Rolling over and over across the floor, Frances felt the body against her change. Wolf to woman. Woman to wolf. It made human gagging sounds. Tried to claw her. Claws became nails. But whose?
They rolled into the shaft of light.
A shot rang out.
With a terrified-sounding screech, the creature ripped itself from her grip and went flying into the dark where it disappeared.
Panting, Frances gasped, "Who..."
A silhouette separated from the shadows. "You called me, Frankie."
"Chaco?"
He was holding a gun whose smoke curled through the moonlight. A gun that had killed a man earlier. And that now had saved her life.

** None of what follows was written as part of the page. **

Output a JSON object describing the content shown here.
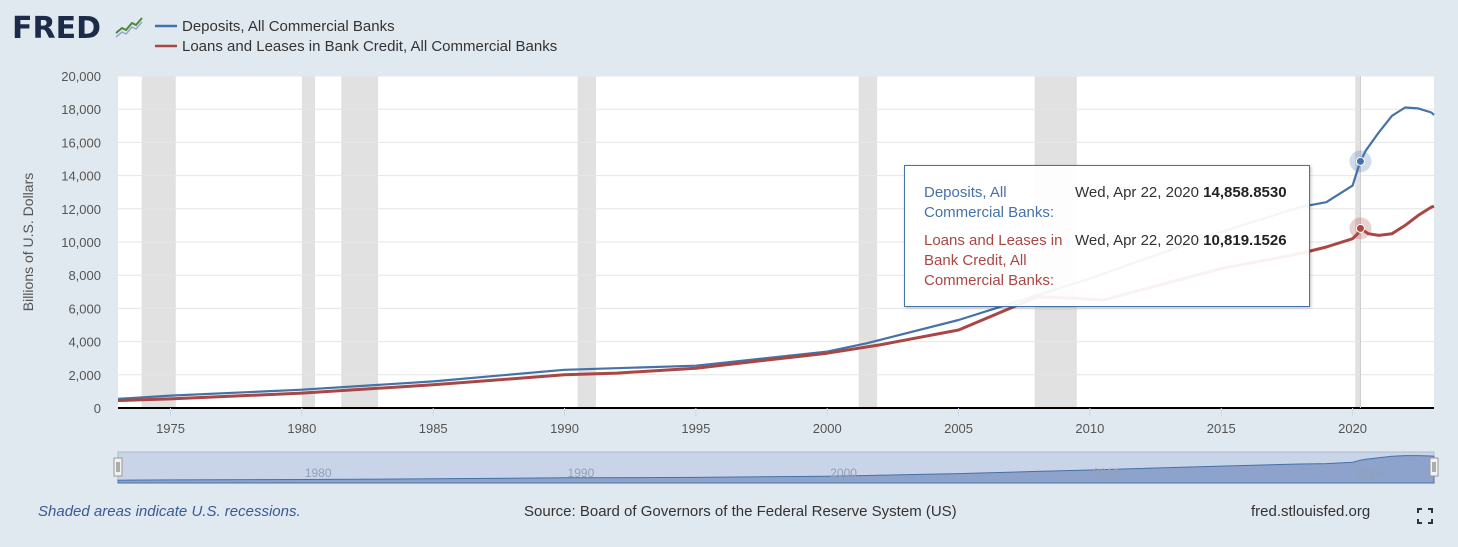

She plunged to her feet and threw herself into his arms, but even as he kissed her, her head began to spin and her knees refused to hold her. Unable to hold on any longer, knowing she was safe, she let go...
...coming to with a start sometime later.
She was in her own bed. Alone. Sweat-soaked and shaking.
A dream. All a terrible dream. No one had been chasing her, after all. Her breath came in choked spurts. The last days had affected her more deeply than she'd realized.
The talk of a skinwalker.
Her fear for Chaco.
Her disappointment in his taking up his gun against Martinez.
He'd shown up in the casino to work as scheduled, though he hadn't exchanged so much as a greeting with her. He'd reverted to his old self – closed and dangerous – and had seemed to be looking for another fight. None of the customers had been stupid enough to give him that opportunity. And when the casino had shut down, Chaco had disappeared into the night like the skinwalker in her dream.
Frances wondered where he was now. Sleeping? Or was he in truth walking the empty streets of Santa Fe? Surely he would be safe.